Tagesschau App: Bedauerliches Signal

Anlässlich des heutigen Urteils des Oberlandesgerichts Köln zur Unzulässigkeit der Tagesschau App vom 15. Juni 2011 erklärt Tabea Rößner:

„Das Urteil des OLG Köln, dass die Tagesschau App unzulässig sei, ist bedauerlich. Auch wenn es lediglich die Version vom 15. Juni 2011 betrifft, hat das Urteil doch eine gewisse Signalwirkung auf das zugrundeliegende Gesamtkonzept.
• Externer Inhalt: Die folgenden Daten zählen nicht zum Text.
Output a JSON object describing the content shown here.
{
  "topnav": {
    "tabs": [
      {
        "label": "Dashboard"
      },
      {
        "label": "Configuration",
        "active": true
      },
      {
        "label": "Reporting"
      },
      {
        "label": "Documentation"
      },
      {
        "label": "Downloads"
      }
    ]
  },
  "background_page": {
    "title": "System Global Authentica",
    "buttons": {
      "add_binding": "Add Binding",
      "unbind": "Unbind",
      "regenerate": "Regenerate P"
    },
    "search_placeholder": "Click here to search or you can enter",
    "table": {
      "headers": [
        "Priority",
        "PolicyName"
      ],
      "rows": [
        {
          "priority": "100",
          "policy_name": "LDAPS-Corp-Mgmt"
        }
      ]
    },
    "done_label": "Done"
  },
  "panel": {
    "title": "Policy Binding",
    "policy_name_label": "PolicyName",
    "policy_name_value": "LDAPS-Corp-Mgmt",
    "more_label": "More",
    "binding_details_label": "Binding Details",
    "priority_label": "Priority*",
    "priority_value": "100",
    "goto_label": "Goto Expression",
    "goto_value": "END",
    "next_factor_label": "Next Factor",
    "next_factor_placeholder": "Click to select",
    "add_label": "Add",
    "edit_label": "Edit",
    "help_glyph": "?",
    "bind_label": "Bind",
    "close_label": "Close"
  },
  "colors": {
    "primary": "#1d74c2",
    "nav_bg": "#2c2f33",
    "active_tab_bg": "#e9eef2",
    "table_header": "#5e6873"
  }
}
Das Problem liegt aber weniger bei dem Gericht, als vielmehr bei dem Recht, das sie anzuwenden haben. Man sollte es daher gleich an der Wurzel packen: Und das ist der begrenzte Radius, in dem sich der öffentlich-rechtliche Rundfunk derzeit im Netz bewegen darf. Die technischen Entwicklungen lassen sich nicht aufhalten. Kommunikation und Information werden zukünftig überwiegend digital ablaufen. In diesem zunehmend digitalen Umfeld aber ist es nicht mehr zeitgemäß, Kriterien aus einer analogen Welt wie „presseähnlich“ und „sendungsbezogen“ anzuwenden.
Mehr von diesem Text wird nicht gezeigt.